長引くほど就労する割合は減る問題

震災や高齢化の影響もあり、生活保護受給者数は最多を更新し続けています。
そのため予算は圧迫されつつあり、最近は受給のための調査を厳格にする動きがあるように思えます。

生活保護は、文化的な最低限度の生活を保障するもので、要件を満たせれば、誰でも受け取ることができます。

預貯金や使われていない不動産、年金や手当て、援助してくれる人、就労能力、それらを踏まえて、最低生活費に満たない場合に受給資格を得ることができ、その差額が支給されます。

保護を受けると、日常生活を送る費用が支給され、家賃も実費が支払われます。

その他に、義務教育のための学用品や出産および葬儀費用、さらに就労のための技能取得の費用などが、定められた範囲で実費支給されます。

くわえて、医療・介護サービスの費用は無料となります。

生活保護を受給するには、所管の福祉事務所に行き、申請のための説明を受ける必要があります。

その後、必要な調査をした上で条件が満たされれば支給が開始します。

可否回答期限は、申請から原則14日以内となっています。

ただし、当面の生活費がない場合は、緊急貸付金を受け取ることができます。

生活保護者は、原則、車を持つことは禁止となっています。

節約して多額の貯金をした場合、打ち切りの可能性もあります。

あと、ケースワーカーが現状把握と就労へのアドバイスのため、定期的に訪問します。

生活保護の受給期間は、はっきりとは定められていません。

ただ、受給が長引けば長引くほど、就労する割合は減るという調査結果もあり、長期受給者がなかなか抜け出せないという現状があります。
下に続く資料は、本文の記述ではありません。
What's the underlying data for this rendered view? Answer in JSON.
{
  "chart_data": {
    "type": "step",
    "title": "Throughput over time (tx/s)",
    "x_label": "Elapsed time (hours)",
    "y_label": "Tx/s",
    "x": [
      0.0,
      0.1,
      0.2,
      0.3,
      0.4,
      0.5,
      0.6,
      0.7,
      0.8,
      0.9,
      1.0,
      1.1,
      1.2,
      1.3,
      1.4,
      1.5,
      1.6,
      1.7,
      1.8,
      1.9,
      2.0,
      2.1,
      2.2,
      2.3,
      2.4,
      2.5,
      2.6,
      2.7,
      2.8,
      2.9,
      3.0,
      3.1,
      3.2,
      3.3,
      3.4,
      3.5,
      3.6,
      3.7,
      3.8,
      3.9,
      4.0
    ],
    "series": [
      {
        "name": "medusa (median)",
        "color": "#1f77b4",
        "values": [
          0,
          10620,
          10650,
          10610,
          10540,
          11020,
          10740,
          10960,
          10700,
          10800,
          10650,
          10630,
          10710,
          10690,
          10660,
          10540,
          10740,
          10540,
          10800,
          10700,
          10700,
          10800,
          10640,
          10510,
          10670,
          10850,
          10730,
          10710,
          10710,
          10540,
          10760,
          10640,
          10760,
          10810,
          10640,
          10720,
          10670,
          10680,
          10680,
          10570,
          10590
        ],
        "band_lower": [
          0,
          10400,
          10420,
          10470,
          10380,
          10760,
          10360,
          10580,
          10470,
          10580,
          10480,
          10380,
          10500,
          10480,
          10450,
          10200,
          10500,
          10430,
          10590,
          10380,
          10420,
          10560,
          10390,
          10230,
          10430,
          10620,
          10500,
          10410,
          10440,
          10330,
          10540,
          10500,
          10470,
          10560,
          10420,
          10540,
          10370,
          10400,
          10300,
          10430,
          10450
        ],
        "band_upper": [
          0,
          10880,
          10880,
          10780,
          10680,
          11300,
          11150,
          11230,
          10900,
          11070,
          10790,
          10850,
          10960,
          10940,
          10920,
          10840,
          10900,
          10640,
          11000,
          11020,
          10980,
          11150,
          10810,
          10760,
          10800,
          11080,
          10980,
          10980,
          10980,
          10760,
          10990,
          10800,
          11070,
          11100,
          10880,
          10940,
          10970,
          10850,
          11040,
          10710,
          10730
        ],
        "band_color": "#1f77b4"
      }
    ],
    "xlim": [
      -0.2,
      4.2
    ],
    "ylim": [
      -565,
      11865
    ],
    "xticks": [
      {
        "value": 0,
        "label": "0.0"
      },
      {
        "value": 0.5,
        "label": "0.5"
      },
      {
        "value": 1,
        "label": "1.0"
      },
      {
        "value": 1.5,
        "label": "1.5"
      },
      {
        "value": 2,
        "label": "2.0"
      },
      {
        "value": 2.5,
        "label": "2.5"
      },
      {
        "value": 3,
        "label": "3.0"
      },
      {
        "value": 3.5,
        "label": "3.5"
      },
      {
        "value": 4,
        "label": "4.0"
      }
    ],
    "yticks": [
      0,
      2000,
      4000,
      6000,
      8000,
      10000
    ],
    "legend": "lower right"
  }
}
そのため政府は、受給開始から六ヶ月以内の者に、技能取得や就労を促すなど、集中して支援していく方針をかためています。

生活保護を取り巻く環境は、年々厳しくなっています。

消費税増税や物価高によって、生活困窮者がさらに苦しい状況に追い込まれる可能性が指摘されています。

さらには、不正受給の問題が大きく取り沙汰されており、受給者に対する世間の目がより冷たいものになっていることは、否めないでしょう。

不正受給はもってのほかですが、受給条件の厳格化は、仕事に就きたくても働けない母子世帯のお母さんや、体が満足に動かないご高齢の方などには、深刻な問題として直撃します。

働ける者には、就労を促がし、身動きのとれない人たちはしっかりと保護していく。

そういった区別化をしていくことが、国としてのこれからの課題であると言えそうです。